E’ l’intuizione dell’anima risvegliata che non discorre in parole ed immagini. Ci viene in mente subito un’opera anonima del duecento dal titolo “La nube della non conoscenza”. In tal libro è consigliato di abbandonare ogni attitudine mistica, mentale ed emozionale per raggiungere il livello per l’appunto, della non conoscenza. Salta all’occhio la similitudine della “teologia negativa” di Dionigi l’Aeropagita.

Secondo costui, L’eccelso è così luminoso che per noi appare come fitta ed oscura tenebra, e lo si può raggiungere solo sviscerando tali tenebre. In oriente si usa spesso la frase “Neti neti (non questo non quello). Bisogna cioè negare assolutamente ogni aspetto della realtà, negando questo e quello per cercare di giungere al noumeno, il famoso Parabrahman creatore increato anche del demiurgo Brahma.

Sapere di non sapere, non è quindi una attitudine negativa dell’essere, ma una positiva apertura sulle forze dei mondi iperuranici di cui parlava Platone. Krishnamurti diceva spesso che il pensiero è materia e che, le persone che pensano molto su questioni filosofiche o spirituali, sono esseri molto attaccati alla materia. Gli eruditi di professione, non differiscono molto dall’uomo ignorante della massa, poiché mantengono, malgrado tutto, il loro io egocentrico attaccato alla materia.

Più che filosofo, potremmo definire Socrate, un metafisico, visto che questa parola ha oramai perso il suo vero significato. Il filosofo delle origini, cercava di entrare in contatto con “Madonna Sofia”, come successe nel caso di Boezio.
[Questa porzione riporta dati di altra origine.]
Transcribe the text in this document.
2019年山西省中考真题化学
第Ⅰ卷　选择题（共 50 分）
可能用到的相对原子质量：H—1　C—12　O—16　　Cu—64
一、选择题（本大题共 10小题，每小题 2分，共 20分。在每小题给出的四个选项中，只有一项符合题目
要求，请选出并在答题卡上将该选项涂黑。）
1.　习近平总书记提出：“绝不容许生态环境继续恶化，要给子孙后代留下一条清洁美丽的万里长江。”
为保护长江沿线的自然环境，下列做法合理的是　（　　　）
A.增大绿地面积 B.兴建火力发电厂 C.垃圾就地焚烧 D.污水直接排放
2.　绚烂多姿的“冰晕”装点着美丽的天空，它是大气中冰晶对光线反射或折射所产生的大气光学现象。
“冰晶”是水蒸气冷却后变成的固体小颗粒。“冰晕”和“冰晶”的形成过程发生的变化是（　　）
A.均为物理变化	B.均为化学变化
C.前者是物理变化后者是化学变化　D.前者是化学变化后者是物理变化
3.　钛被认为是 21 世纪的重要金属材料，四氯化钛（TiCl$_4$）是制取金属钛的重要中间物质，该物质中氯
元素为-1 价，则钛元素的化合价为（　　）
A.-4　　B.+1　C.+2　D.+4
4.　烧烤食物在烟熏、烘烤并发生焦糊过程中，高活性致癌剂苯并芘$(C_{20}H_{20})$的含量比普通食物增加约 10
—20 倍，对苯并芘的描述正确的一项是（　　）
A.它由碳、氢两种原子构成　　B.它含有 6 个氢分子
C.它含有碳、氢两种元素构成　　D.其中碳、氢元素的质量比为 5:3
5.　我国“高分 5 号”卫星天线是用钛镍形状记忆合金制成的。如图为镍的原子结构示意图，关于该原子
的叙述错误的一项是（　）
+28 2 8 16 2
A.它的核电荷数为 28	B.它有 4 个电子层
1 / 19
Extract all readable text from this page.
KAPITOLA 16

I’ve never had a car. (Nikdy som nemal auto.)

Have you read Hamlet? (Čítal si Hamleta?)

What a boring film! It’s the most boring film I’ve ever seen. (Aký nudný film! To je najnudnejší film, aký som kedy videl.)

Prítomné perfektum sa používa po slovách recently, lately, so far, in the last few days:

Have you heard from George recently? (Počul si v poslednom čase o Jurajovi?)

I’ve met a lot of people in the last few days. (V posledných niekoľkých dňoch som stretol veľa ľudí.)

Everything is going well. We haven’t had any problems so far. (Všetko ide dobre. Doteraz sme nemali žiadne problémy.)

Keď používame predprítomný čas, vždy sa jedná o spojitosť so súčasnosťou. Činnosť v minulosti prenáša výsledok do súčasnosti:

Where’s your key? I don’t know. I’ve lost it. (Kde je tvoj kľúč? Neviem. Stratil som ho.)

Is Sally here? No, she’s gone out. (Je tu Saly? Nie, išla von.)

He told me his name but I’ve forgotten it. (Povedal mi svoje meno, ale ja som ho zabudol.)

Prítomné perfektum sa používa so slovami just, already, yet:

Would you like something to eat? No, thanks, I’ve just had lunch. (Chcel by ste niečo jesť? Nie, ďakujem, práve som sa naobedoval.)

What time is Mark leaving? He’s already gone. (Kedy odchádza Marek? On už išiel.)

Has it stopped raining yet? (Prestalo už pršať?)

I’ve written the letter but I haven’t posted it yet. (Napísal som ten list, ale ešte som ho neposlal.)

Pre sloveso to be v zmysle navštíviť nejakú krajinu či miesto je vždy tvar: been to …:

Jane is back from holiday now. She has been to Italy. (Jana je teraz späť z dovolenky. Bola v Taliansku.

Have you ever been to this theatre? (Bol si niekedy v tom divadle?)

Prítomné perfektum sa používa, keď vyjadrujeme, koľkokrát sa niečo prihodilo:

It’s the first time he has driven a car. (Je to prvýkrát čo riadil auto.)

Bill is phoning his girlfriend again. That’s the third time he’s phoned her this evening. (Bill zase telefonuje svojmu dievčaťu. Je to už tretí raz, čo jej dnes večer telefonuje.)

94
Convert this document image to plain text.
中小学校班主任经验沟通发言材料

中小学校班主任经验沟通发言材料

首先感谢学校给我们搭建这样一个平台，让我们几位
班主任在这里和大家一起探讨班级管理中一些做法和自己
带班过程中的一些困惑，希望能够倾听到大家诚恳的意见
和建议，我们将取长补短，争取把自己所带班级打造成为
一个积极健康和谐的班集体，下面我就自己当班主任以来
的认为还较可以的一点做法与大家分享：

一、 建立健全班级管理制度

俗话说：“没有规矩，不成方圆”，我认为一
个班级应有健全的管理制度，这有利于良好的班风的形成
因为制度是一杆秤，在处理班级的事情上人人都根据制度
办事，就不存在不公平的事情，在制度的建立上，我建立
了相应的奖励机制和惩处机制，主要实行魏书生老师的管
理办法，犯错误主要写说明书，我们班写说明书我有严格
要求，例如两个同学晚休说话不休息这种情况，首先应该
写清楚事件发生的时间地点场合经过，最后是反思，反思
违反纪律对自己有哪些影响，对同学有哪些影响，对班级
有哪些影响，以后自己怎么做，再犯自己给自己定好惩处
Nella consolazione della filosofia, questo autore molto amato anche da Dante, narra l’apparizione di una splendida donna, madonna filosofia per l’appunto.

Questo ci permette di affermare che Socrate, ed ogni vero filosofo, sono dei ricercatori spirituali, poiché la donna, la Sofia, indica quella che in antichità era chiamata “la madre”. Il culto di Iside ne è un esempio. Sofia ha in grembo le acque vive, e queste acque, comparabili al fuoco degli alchimisti, dissetano, rendono vigili e rinnovano tutti coloro che sanno di non sapere.

Il so di non sapere nasce da un cuore desto. Se la mente docilmente accetta di esser un mezzo e non un fine si attua quell’unità “testa cuore”, di cui si parla in ambiente Rosacrociano. Prima però deve nascere Venere nel cuore, affinché la volontà marziale della testa diventi un calmo servitore della dea. A questo punto nasce lo stato di coscienza di Giove, il vero mago gnostico che, sapendo di non sapere, è in contatto.

Il so di non sapere inoltre indica non solo il fatto che ogni conoscenza mentale è inferiore, bassa ed incompleta, ma anche che, le comunicazioni interne dell’anima risvegliata, riflesse nella vita quotidiana, non rientrano in nessun canone consueto della logica, quindi sono sconosciute all’intelletto, seppur vive nell’esperienza.

Ogni filosofia scritta quindi è una mistificazione. Anche parlare di cose veritiere un inganno, poiché la sapienza che non conosce di sapere vibra così alto da non essere afferrata dal normale flusso dei pensieri.